- Matplotlib 3.0 Cookbook
- Srinivasa Rao Poladi
- 313字
- 2025-04-04 16:06:37
There's more...
On the y axis, instead of plotting frequency, you can plot the percentage of the sum of all the entries in the grp_exp list in each bin, by specifying density=1 in plt.hist().
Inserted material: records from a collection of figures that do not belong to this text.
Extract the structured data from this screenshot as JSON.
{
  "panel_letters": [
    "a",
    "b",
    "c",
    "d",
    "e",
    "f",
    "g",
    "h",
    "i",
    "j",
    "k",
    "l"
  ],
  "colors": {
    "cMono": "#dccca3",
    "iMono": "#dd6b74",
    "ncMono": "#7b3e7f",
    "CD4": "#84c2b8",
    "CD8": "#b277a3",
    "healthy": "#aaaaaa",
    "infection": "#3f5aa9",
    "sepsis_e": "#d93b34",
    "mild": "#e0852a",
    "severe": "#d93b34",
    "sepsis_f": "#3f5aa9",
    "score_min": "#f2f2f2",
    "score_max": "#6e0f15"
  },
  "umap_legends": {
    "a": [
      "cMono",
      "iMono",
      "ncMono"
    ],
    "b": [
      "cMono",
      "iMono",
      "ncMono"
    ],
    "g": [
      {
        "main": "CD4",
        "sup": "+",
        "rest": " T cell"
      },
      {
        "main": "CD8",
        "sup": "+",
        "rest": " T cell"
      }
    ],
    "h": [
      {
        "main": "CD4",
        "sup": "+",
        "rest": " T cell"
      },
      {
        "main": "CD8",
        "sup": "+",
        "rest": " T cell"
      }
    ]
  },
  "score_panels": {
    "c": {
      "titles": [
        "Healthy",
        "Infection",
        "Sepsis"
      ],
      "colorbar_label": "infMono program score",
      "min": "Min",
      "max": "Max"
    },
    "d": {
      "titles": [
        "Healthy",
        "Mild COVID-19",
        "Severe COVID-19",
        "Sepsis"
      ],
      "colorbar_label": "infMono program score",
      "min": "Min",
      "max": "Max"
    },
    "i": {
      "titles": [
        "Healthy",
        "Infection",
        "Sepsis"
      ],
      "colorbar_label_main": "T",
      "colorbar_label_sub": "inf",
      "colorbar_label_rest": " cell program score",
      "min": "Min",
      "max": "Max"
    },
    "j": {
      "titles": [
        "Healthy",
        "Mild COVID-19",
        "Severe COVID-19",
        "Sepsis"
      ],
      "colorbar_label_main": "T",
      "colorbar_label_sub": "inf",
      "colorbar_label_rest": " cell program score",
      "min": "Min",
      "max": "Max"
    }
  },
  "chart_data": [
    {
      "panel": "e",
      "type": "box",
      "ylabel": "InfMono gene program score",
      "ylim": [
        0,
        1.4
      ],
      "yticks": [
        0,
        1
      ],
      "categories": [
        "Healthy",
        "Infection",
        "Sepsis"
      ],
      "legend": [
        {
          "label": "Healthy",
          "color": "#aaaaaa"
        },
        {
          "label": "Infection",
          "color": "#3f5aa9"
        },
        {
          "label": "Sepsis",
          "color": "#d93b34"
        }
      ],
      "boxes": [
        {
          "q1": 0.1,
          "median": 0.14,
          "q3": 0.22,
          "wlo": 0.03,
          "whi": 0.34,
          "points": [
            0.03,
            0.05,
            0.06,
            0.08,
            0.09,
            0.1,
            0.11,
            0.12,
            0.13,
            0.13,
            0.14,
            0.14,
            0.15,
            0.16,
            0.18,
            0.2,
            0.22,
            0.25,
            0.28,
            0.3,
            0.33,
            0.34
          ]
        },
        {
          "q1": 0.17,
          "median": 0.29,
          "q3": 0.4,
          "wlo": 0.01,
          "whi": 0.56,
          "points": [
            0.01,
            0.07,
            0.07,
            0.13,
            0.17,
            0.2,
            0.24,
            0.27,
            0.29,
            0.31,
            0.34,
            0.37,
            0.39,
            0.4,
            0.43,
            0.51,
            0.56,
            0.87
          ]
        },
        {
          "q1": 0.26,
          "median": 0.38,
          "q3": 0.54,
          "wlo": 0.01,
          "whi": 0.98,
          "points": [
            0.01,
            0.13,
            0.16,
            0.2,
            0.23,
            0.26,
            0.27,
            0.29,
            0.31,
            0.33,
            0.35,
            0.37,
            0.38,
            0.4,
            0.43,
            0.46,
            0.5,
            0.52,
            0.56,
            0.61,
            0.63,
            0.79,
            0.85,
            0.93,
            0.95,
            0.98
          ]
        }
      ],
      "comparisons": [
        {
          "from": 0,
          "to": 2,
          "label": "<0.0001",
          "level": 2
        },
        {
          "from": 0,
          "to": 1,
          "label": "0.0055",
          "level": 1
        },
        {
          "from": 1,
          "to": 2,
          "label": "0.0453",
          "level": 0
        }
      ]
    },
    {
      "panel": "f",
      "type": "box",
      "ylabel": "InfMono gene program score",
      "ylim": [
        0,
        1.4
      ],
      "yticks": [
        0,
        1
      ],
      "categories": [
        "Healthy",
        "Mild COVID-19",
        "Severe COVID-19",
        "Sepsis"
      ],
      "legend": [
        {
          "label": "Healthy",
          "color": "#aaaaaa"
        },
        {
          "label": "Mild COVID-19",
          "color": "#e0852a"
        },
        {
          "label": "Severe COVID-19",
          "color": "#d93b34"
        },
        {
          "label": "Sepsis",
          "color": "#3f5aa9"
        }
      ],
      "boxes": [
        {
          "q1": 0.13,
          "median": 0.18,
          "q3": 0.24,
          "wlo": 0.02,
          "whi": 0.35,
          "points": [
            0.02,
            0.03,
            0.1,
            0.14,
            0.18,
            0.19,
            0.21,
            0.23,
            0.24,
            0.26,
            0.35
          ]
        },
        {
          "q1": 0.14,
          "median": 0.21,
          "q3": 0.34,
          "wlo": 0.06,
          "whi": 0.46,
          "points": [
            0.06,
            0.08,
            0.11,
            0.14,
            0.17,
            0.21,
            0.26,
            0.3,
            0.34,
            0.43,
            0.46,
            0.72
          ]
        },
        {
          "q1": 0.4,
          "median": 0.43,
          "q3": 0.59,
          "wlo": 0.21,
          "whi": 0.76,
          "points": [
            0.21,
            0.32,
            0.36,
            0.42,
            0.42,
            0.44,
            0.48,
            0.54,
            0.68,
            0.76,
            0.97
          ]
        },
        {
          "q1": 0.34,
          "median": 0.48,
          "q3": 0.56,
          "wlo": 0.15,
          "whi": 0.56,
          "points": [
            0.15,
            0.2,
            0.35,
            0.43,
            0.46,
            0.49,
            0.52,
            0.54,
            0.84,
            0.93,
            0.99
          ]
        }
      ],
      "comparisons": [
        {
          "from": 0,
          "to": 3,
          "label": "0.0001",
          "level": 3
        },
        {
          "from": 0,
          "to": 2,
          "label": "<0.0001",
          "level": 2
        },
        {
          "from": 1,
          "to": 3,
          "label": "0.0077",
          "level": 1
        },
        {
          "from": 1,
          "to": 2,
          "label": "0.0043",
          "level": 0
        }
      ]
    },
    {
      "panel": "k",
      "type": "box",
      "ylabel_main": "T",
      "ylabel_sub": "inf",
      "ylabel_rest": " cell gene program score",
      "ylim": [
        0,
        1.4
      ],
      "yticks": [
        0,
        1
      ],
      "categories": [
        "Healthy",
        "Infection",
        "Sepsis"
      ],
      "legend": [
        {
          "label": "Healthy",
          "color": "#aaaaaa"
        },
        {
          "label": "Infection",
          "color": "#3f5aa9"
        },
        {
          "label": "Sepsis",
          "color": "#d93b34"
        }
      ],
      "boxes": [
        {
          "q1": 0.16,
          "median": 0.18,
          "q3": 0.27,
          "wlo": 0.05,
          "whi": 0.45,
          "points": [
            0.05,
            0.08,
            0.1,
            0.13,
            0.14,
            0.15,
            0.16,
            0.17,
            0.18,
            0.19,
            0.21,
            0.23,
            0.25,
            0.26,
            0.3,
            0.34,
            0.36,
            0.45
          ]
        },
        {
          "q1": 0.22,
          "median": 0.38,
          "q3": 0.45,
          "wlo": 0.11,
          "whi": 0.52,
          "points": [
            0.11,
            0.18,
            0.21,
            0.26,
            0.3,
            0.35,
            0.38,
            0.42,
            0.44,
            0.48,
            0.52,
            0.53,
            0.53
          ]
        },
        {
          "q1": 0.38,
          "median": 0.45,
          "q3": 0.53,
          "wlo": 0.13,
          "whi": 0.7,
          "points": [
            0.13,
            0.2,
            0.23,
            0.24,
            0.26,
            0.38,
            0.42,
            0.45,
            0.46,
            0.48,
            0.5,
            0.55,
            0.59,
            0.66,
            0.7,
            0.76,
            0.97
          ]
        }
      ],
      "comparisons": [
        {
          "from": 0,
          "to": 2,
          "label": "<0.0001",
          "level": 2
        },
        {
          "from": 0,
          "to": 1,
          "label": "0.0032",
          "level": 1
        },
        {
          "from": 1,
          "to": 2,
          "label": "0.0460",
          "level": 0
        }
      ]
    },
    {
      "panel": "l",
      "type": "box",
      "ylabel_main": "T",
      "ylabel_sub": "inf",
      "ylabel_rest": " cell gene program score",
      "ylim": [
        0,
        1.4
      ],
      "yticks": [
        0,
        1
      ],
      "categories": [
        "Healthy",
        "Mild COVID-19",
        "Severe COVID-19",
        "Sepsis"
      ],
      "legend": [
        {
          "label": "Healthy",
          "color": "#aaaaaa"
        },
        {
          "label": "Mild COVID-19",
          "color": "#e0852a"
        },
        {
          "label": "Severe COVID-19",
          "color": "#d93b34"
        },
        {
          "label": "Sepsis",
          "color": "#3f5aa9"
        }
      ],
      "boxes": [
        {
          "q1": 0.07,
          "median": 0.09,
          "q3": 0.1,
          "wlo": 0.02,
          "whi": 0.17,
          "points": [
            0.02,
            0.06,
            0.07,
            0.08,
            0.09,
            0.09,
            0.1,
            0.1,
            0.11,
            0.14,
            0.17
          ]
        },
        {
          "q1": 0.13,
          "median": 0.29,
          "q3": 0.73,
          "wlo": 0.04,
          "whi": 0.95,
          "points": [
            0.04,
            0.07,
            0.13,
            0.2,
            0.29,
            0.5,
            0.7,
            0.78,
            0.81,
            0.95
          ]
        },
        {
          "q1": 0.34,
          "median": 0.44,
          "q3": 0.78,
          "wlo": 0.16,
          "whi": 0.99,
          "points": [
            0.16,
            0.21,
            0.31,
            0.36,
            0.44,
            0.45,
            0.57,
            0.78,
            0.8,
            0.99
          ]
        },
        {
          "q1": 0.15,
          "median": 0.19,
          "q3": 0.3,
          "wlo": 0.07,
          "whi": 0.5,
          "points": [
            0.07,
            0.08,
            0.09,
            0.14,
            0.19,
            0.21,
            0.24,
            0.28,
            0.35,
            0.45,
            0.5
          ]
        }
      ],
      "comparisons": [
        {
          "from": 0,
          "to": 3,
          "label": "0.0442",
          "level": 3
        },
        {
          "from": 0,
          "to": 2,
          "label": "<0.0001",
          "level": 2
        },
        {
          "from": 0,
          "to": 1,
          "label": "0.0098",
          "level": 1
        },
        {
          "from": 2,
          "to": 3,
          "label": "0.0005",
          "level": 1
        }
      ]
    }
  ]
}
You can also plot approximate normal distribution using the mean and standard deviation of this data to see how well this distribution follows a normal distribution:
- Create a NumPy array with work (years) of participants of a lateral training class:
grp_exp = np.array([12, 15, 13, 20, 19, 20, 11, 19, 11, 12, 19, 13,
12, 10, 6, 19, 3, 1, 1, 0, 4, 4, 6, 5, 3, 7, 12,
7, 9, 8, 12, 11, 11, 18, 19, 18, 19, 3, 6, 5, 6,
9, 11, 10, 14, 14, 16, 17, 17, 19, 0, 2, 0, 3,
1, 4, 6, 6, 8, 7, 7, 6, 7, 11, 11, 10, 11, 10,
13, 13, 15, 18, 20, 19, 1, 10, 8, 16, 19, 19,
17, 16, 11, 1, 10, 13, 15, 3, 8, 6, 9, 10, 15,
19, 2, 4, 5, 6, 9, 11, 10, 9, 10, 9, 15, 16, 18,
13])
- Plot the distribution of experience:
nbins = 21
n, bins, patches = plt.hist(grp_exp, bins = nbins, density=1)
- Add axis labels:
plt.xlabel("Experience in years")
plt.ylabel("Percentage")
plt.title("Distribution of Experience in a Lateral Training
Program")
- Compute the mean (mu) and the standard deviation (sigma) for grp_exp data:
mu = grp_exp.mean()
sigma = grp_exp.std()
- Add a best-fit line for normal distribution with mu and sigma computed:
y = ((1 / (np.sqrt(2 * np.pi) * sigma)) * np.exp(-0.5 * (1 / sigma
* (bins - mu))**2))
plt.plot(bins, y, '--')
- Display the plot on the screen:
plt.show()
Here is how the output plot looks:

Clearly, the data is not following a normal distribution, as there too many bins way above or way below the best fit for a normal curve.